Complaints have been coming in from people who think they're working with the Post Office online to change their mailing address.  Instead, they're on unofficial sites getting hit with unnecessary extra fees.

"Consumers are being scammed $10, $15, maybe $30 for changing their address online," said Paul Krenn, U.S. Postal Inspector.

The sites are charging 15 to 30 times the real cost.
 
"The Postal Service provides this service either free of charge through the local post office, or for a dollar online," said Krenn.

Postal inspectors say the problem is that some websites are misrepresenting themselves.

"Commercial websites that purport to have some sort of relationship with the Postal Service but they do not," said Krenn.

Consumers give these sites their new address and credit card information for the change of address service.  Some people complain they're continuing to be charged for extra services they never wanted. Some said the change of address was never done.

"It's interesting, but the victims in this scam often call the Postal Service to help them resolve the issue, when unfortunately there is nothing the Postal Service can do, at that point, to stop the subscription charges or correct the error," said Krenn.
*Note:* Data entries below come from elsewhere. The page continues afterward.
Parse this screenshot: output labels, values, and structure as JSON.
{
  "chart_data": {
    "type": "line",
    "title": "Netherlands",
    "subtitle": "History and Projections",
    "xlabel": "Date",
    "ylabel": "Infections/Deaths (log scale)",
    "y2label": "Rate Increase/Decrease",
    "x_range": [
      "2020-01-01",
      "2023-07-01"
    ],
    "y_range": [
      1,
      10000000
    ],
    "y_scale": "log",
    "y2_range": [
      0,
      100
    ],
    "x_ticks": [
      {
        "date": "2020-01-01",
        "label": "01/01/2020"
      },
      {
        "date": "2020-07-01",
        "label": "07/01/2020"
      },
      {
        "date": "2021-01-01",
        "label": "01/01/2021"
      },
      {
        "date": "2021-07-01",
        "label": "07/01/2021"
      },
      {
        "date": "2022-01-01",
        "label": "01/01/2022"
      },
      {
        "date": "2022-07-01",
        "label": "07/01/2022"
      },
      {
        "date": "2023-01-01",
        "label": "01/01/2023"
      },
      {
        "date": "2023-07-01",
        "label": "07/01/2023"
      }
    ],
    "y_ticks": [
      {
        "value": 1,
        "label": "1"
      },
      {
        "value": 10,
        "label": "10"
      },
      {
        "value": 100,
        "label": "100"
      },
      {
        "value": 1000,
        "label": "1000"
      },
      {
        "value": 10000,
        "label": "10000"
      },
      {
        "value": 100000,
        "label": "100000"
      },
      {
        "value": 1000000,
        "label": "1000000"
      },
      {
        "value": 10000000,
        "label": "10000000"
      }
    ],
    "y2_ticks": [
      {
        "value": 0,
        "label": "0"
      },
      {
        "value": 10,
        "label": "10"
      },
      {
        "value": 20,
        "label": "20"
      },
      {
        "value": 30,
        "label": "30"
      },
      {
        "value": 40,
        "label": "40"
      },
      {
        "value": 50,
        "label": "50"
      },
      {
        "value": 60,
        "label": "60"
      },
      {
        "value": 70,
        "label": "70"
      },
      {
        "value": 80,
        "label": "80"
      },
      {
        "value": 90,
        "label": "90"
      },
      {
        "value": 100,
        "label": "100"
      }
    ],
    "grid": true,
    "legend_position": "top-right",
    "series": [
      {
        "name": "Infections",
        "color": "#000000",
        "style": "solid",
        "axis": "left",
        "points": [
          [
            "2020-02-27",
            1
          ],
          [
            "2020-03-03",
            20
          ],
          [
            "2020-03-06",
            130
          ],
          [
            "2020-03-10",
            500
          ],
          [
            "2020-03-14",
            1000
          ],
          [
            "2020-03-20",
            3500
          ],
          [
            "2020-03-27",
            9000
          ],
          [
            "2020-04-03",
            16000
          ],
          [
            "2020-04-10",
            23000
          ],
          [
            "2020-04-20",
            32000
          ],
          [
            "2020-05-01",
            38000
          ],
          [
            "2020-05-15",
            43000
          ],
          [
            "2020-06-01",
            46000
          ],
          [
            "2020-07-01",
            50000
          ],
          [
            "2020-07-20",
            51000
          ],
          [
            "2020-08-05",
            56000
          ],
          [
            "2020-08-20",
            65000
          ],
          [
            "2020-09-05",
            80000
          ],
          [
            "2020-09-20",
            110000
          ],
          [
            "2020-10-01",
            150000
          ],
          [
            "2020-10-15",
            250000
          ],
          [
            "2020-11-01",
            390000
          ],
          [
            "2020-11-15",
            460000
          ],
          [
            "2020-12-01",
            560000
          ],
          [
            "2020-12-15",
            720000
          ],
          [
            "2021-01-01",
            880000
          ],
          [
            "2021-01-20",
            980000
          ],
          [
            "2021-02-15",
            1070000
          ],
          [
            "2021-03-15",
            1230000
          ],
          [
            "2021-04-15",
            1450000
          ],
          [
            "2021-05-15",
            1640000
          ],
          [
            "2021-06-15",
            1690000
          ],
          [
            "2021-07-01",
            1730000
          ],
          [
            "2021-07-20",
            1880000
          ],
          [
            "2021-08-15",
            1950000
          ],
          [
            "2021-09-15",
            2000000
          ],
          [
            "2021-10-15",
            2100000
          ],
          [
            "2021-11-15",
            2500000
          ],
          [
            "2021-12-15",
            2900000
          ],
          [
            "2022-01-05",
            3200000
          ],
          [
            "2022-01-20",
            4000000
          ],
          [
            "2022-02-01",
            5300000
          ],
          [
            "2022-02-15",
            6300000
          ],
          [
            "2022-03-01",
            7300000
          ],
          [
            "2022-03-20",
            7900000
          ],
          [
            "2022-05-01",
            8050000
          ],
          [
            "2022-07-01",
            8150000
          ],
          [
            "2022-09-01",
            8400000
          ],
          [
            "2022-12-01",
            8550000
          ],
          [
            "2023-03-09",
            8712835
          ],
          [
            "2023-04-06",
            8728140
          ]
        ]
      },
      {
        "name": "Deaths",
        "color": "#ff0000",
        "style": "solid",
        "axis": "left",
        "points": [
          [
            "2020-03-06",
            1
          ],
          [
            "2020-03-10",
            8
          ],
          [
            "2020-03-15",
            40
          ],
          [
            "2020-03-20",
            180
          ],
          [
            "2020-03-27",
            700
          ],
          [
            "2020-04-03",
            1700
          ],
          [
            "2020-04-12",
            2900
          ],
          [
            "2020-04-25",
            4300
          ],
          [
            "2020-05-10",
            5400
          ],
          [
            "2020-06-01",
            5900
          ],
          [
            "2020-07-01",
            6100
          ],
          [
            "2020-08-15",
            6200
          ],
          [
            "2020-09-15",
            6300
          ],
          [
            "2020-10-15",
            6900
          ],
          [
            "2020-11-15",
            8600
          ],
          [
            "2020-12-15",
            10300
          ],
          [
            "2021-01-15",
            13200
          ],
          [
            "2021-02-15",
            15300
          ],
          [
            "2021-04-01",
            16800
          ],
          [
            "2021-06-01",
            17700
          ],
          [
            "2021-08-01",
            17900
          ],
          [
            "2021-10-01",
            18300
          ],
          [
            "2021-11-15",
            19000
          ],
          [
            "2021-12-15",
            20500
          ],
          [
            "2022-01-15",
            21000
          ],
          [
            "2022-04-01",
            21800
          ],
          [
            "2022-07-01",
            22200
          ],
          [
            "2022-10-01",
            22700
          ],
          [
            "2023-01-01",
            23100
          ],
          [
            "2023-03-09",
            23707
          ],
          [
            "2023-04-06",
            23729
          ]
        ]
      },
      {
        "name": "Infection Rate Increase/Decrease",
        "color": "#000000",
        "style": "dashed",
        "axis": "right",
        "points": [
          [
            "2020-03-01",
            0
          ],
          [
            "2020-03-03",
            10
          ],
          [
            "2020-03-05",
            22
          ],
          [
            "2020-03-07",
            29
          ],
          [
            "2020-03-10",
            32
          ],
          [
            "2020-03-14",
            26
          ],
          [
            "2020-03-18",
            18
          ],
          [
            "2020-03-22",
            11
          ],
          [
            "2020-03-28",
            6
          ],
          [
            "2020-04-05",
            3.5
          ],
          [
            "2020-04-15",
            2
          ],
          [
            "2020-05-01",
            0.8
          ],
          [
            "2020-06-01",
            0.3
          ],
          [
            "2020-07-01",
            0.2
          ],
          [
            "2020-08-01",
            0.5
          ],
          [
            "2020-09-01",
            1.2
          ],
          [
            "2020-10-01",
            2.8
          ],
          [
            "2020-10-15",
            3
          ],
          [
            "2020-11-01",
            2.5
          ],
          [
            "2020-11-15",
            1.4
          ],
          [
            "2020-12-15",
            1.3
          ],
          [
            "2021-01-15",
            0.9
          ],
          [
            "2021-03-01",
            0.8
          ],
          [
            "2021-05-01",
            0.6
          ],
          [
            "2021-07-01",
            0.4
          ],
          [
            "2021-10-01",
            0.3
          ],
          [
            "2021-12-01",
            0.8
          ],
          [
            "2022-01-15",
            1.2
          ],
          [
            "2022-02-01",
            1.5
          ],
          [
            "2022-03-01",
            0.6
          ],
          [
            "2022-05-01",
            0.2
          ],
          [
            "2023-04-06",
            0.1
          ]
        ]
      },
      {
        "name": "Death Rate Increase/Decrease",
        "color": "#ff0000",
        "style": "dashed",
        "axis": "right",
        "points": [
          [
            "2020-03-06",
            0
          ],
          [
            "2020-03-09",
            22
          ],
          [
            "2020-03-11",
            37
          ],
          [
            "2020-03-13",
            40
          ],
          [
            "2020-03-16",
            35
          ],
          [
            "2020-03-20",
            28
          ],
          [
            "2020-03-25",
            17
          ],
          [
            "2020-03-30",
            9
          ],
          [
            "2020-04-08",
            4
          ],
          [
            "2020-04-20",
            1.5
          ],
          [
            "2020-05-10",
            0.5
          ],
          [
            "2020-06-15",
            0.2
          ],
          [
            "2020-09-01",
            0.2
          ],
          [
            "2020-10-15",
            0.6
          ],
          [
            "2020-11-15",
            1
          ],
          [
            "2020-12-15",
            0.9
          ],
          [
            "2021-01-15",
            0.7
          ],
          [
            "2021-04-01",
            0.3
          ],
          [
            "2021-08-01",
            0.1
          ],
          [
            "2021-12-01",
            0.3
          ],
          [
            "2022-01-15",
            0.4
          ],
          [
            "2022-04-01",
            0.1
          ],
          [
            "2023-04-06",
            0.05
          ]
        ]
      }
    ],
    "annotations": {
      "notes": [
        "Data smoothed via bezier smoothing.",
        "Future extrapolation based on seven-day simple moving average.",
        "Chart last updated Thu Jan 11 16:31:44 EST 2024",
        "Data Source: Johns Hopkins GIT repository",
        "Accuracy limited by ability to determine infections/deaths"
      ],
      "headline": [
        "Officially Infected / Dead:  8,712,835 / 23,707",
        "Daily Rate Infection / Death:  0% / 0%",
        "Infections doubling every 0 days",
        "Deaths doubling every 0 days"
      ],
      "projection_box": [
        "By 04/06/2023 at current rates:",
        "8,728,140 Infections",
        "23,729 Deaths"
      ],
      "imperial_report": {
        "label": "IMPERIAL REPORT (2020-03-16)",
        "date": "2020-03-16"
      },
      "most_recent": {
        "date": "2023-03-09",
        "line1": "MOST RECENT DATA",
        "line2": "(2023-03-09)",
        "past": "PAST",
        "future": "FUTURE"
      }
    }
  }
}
Scambook, an online complaint platform, has received more than 300 complaints about these sites from consumers in the last month.

Postal inspectors say if you are moving, there are few simple guidelines.

  • Log on to moversguide.usps.com or pick up a moving kit at the post office.
  • If you submit a change of address through the Post Office online, there is a required $1 verification fee.
  • Going to the Post Office is free of charge.

"If they're dealing with financial institutions, medical providers or insurance carriers they should change their address directly to those providers to insure they are getting the correct information in a timely manner," said Krenn.

Postal inspectors encourage you to report frauds like this.  You can do so by logging on to postalinspectors.uspis.gov or by calling 877-876-2455 and selecting 3.